Biz de PlumeMag olarak kısa bir süre önce Budapeşte Büyükelçisi olan Gülşen Karanis Ekşioğlu ile bu göreve geleceği açıklanmadan önce bir sohbet gerçekleştirdik. Lise yıllarından başlayan mücadelesi, ileri görüşlülüğü, çalışkanlığı ve tüm yaşadıkları ile hayatında yakaladığı başarılar üzerine konuştuk. Sıcak ve samimi sohbeti için Gülşen Hanım’a çok teşekkür ediyor, kendisine yeni görevinde başarılar diliyoruz. 

Gülşen Hanım merhaba, sizi biraz tanıyabilir miyiz?

Merhaba, 1981 Ankara doğumluyum. Lise dönemimde AFS ile bir yıl Almanya’da okudum, bence hayatımın esas dönüm noktası da bu sene oldu. Döndükten sonra uluslararası ilişkiler okumaya karar verip lise 3’te alan değişikliği yaptım ve Mülkiye (Ankara Üniversitesi) Uluslararası İlişkiler Bölümünü kazandım. Okurken de Almanya’daki AFS annemin desteği ve yönlendirmesi ile bütün stajlarımı gerek Baden-Württemberg Eyalet Parlamentosu ve gerekse Eyalet Başbakanlığı olmak üzere, Almanya’daki mülteci kampları, radyo ve TV kanallarında tamamladım. 
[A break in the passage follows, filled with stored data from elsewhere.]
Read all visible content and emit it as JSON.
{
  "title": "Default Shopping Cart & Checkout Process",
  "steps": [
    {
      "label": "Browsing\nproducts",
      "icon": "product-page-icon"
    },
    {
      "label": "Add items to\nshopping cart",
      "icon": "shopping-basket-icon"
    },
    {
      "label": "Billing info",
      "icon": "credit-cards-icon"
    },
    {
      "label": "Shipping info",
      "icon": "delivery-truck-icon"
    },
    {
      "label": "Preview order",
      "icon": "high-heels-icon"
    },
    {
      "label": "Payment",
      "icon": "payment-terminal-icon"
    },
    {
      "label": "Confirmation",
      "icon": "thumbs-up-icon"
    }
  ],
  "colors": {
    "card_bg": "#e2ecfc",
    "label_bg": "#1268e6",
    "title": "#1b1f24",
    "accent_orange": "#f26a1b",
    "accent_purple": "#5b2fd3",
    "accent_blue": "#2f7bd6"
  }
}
Mezuniyetten sonra ise hayal edip planladığımdan daha farklı bir şekilde kariyerim TBMM’de milletvekili danışmanlığı ile başlayıp özel sektörde devam etti. Halihazırda da ihracat, enerji ve tarım sektörlerinde faaliyet gösteren bir holdingde yönetim kurulu üyesiyim. Bu çerçevede lisansta okuduğum alandan farklı olarak mezuniyetimden on sene sonra MBA yapmaya karar verdim. Ancak doktora çalışmalarımı başladığım yere geri dönerek “Küresel Siyaset ve Uluslararası İlişkiler” alanında devam ettiriyorum.

Diğer yandan çalıştığım kurum, içinde bulunduğumuz sektörler ve aktif olarak yer aldığımız sivil toplum kuruluşları vesilesiyle gerek Ankara gerekse de uluslararası kuruluşlarla hep iç içe oldum. Davos başta olmak üzere katıldığım sayısız forum ve uluslararası toplantının tecrübelerini Dışişleri Bakanlığımızın girişimi olan Antalya Diplomasi Forumu’nun eş koordinatörlerinden biri olarak sürdürüyorum..

Özel hayatta ise bence en büyük şansım olan çocukluk aşkımla evlendim. Zeynep, Selin Nur ve Ömer isimli üç çocuğumuz var, İstanbul’da yaşamaya devam ediyoruz..

Uzun süredir iş hayatındasınız. Kadın olduğunuz hiç engelle karşılaştınız mı?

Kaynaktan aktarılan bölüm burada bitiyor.